Mardi 16 juin, à l’issue d’une réunion interministérielle consacrée à la vague de chaleur attendue en France dès mercredi : l’exécutif prépare des ajustements concrets pour éviter que la canicule ne transforme les centres d’examen en étuves. Conséquence immédiate pour les lycéens : les épreuves orales de français et le grand oral du baccalauréat, programmés à partir de la semaine prochaine, pourront être reportés localement.

Des reports ciblés, centre par centre
Devant la presse, Édouard Geffray, ministre de l’Éducation, a ouvert la porte à des décalages « de quelques heures ou de quelques jours » lorsque les conditions ne permettent pas d’assurer un déroulement normal des épreuves.

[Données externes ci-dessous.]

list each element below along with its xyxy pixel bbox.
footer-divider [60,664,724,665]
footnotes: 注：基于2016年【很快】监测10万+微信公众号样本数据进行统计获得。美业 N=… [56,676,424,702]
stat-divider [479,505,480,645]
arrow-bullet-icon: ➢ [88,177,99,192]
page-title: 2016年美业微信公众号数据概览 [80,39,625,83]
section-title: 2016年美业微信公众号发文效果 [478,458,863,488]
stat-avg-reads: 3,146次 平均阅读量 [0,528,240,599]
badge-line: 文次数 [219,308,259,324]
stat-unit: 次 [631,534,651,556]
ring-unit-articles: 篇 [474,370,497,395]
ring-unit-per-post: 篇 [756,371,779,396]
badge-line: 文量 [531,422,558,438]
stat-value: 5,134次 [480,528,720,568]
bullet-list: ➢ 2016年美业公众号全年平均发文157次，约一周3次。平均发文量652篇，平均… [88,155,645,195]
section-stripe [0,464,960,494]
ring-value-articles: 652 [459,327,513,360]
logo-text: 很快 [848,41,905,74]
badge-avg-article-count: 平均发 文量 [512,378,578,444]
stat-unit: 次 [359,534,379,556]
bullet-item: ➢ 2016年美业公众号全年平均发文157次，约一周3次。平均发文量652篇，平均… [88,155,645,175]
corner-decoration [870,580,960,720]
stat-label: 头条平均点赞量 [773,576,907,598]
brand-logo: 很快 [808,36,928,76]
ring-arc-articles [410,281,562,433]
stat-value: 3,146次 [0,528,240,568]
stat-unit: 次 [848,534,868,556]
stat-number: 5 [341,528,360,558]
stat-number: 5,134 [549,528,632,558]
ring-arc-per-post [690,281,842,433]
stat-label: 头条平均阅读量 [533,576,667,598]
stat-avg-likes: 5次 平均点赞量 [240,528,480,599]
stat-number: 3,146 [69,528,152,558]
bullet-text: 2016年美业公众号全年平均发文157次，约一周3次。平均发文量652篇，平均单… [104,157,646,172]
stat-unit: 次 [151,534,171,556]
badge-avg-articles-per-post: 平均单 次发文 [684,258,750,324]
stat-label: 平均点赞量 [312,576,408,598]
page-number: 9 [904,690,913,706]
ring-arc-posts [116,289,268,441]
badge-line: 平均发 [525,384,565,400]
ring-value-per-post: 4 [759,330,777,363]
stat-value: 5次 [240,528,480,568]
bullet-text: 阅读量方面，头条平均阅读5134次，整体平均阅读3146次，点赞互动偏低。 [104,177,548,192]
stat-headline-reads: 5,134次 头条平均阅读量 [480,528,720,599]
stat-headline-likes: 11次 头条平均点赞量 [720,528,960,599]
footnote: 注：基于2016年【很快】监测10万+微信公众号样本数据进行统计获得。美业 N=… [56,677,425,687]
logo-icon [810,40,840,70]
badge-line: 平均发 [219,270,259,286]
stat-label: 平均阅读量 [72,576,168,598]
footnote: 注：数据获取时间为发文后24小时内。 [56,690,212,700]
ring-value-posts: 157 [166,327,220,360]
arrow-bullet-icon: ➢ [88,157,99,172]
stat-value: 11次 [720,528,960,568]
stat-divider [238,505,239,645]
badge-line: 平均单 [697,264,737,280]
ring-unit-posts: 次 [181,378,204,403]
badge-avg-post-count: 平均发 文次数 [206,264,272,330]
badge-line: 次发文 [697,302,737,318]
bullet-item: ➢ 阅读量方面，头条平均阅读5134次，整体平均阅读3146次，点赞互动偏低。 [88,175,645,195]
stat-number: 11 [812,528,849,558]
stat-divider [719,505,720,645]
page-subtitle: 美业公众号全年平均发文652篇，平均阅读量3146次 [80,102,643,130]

L’idée est de laisser aux rectorats et aux centres d’examen une marge de manœuvre, notamment pour les sessions de l’après-midi, si la température devient trop élevée dans certains établissements. Objectif affiché : garantir des « conditions décentes » pour les candidats mais aussi pour les équipes mobilisées, amenées à faire passer des oraux pendant « six à sept heures » dans la journée.
Pourquoi les écrits ont été “protégés” par le calendrier
Le ministère rappelle que les épreuves écrites du bac actuellement en cours ont été placées le matin : un choix d’organisation destiné à limiter l’exposition aux pics de chaleur. Le bac a débuté lundi avec la philosophie et se poursuit jusqu’à jeudi avec les spécialités.
En revanche, d’autres examens comportent des créneaux l’après-midi :
- le baccalauréat professionnel, déjà organisé en mai ;
- le brevet, attendu fin juin.
Sur ce point, le ministère promet une évolution : les épreuves concernées ne devraient plus être programmées l’après-midi l’an prochain.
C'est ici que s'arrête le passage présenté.